Sollte dieser Versuch jedoch von Erfolg gekrönt sein und eine Reaktivierung des Landers gelingen, dann würde die weitere Vorgehensweise vom Zustand der einzelnen wissenschaftlichen Instrumente und der zur Verfügung stehenden Energiemenge abhängig sein. Bis zum 2. November 2008, dem Tag des letzten erfolgreichen Kontaktversuches, befanden sich alle Instrumente durchweg in einem einwandfreien Zustand. Sollte dies auch weiterhin der Fall sein, so würde das Phoenix-Team die Arbeit mit einer ausführlichen Foto-Kampagne starten, um die Veränderungen der Landschaft zu dokumentieren. Begleitend würde das TECP-Instrument den Wassergehalt und die elektrische Leitfähigkeit des Bodens erfassen, um auch dort eventuelle Veränderungen im Vergleich zu den vorwinterlichen Messungen zu erhalten. Parallel dazu würde auch die kanadische Wetterstation ihre überaus wertvollen Daten über Temperaturen und Windgeschwindigkeiten sammeln. Hierbei handelt es sich jedoch lediglich um ein theoretisches Gedankenspiel, denn auch die an der Mission beteiligten Wissenschaftler gehen davon aus, dass es nicht zu einer erneuten Kontaktaufnahme kommen wird.

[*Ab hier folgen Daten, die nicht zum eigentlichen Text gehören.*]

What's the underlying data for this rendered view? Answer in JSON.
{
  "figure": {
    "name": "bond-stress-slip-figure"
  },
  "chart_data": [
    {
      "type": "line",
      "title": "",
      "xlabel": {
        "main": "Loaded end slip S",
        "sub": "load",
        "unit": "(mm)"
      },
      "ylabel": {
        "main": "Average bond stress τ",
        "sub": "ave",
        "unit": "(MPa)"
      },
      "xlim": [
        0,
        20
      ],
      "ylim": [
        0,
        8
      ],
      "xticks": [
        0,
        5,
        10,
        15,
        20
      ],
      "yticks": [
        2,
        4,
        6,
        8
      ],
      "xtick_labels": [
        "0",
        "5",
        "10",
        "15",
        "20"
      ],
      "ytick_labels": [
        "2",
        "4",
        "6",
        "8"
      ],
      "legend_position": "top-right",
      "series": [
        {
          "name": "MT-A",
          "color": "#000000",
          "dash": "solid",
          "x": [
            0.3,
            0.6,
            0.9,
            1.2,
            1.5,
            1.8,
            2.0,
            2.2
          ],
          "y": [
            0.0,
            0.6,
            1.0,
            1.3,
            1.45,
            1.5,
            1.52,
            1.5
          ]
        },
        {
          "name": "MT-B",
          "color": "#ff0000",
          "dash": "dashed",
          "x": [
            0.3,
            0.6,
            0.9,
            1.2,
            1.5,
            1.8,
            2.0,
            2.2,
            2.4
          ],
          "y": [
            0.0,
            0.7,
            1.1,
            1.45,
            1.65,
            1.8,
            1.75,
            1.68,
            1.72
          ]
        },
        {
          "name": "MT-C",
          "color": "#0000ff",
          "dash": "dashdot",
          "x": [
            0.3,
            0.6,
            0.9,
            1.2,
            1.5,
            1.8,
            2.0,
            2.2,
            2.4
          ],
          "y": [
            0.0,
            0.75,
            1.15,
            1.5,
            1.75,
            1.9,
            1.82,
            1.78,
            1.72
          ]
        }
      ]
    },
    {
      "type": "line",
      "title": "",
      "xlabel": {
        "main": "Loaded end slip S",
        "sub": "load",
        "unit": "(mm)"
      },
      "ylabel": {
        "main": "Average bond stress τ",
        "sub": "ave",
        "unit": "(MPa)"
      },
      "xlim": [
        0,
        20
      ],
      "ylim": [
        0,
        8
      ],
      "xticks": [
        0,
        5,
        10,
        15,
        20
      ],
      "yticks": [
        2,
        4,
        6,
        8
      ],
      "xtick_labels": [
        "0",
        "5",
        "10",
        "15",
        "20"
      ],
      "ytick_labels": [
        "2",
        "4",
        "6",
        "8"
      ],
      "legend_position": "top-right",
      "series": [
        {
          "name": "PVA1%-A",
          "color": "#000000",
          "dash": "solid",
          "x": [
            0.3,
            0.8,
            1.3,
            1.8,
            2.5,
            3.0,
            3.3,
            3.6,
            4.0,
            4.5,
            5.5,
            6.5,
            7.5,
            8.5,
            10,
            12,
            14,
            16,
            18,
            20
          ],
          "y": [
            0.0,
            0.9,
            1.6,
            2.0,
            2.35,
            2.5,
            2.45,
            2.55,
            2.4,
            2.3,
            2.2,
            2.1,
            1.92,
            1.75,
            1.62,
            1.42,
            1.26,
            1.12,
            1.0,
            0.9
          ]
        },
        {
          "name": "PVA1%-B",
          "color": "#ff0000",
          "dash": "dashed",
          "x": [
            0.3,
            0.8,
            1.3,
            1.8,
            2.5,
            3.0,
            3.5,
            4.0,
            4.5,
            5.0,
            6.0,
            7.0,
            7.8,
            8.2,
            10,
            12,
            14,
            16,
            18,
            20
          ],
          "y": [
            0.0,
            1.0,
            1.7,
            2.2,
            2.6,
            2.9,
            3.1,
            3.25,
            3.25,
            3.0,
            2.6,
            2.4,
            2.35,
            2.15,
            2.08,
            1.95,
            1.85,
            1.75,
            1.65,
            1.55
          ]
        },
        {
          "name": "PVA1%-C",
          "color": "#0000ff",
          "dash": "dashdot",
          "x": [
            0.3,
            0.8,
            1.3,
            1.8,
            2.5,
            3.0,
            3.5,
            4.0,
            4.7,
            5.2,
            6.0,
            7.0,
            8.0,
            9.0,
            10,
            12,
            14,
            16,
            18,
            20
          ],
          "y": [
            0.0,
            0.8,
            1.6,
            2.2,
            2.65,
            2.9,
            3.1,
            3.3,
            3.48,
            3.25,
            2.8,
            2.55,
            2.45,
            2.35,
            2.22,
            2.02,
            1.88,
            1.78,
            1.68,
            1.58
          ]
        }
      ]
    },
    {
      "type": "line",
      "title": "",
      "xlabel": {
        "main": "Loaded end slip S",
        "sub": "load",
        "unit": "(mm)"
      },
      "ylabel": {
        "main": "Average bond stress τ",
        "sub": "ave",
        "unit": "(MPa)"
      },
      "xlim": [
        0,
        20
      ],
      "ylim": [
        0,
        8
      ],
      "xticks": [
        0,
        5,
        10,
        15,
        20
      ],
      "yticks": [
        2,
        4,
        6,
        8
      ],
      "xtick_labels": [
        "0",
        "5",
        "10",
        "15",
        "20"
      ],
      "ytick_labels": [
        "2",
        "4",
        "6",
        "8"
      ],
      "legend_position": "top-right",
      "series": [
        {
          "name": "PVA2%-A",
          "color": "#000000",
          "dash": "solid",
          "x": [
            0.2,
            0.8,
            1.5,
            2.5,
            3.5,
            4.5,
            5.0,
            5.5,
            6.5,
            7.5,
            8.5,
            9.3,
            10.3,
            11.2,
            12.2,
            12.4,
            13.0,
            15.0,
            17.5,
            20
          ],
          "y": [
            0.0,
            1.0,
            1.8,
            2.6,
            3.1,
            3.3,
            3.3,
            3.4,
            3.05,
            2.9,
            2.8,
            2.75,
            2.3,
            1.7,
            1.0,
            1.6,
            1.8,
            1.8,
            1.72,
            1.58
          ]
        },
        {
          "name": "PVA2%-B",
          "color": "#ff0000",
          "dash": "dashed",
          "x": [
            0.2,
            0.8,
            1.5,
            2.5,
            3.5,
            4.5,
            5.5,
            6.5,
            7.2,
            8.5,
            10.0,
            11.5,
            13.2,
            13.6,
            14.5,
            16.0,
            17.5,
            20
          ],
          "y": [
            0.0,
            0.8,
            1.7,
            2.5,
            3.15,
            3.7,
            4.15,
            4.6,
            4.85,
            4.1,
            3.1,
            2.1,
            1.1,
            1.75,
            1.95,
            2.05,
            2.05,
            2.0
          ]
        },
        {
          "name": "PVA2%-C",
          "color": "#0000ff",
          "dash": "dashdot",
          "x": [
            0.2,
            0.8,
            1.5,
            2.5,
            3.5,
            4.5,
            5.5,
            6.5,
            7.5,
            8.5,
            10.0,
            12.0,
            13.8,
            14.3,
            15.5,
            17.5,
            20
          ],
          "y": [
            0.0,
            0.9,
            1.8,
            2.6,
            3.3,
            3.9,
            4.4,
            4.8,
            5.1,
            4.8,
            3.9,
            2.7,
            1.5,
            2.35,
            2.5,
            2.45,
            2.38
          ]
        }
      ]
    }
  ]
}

Aber ungeachtet des ungewissen Ausgangs dieser Kontaktversuche ist die Mission von Phoenix noch lange nicht beendet. Um noch einmal Peter Smith zu Wort kommen zu lassen: „Phoenix hat für einige Überraschungen gesorgt und ich bin zuversichtlich, dass wir in den kommenden Jahren noch weitere Juwelen aus diesem Datenschatz bergen werden.“ Die wissenschaftliche Auswertung der Daten wird auch weiterhin fortgesetzt werden und die dabei gewonnenen Erkenntnisse werden zu einem nicht unwesentlichen Teil in die zukünftigen Rovermissionen von NASA und ESA einfließen.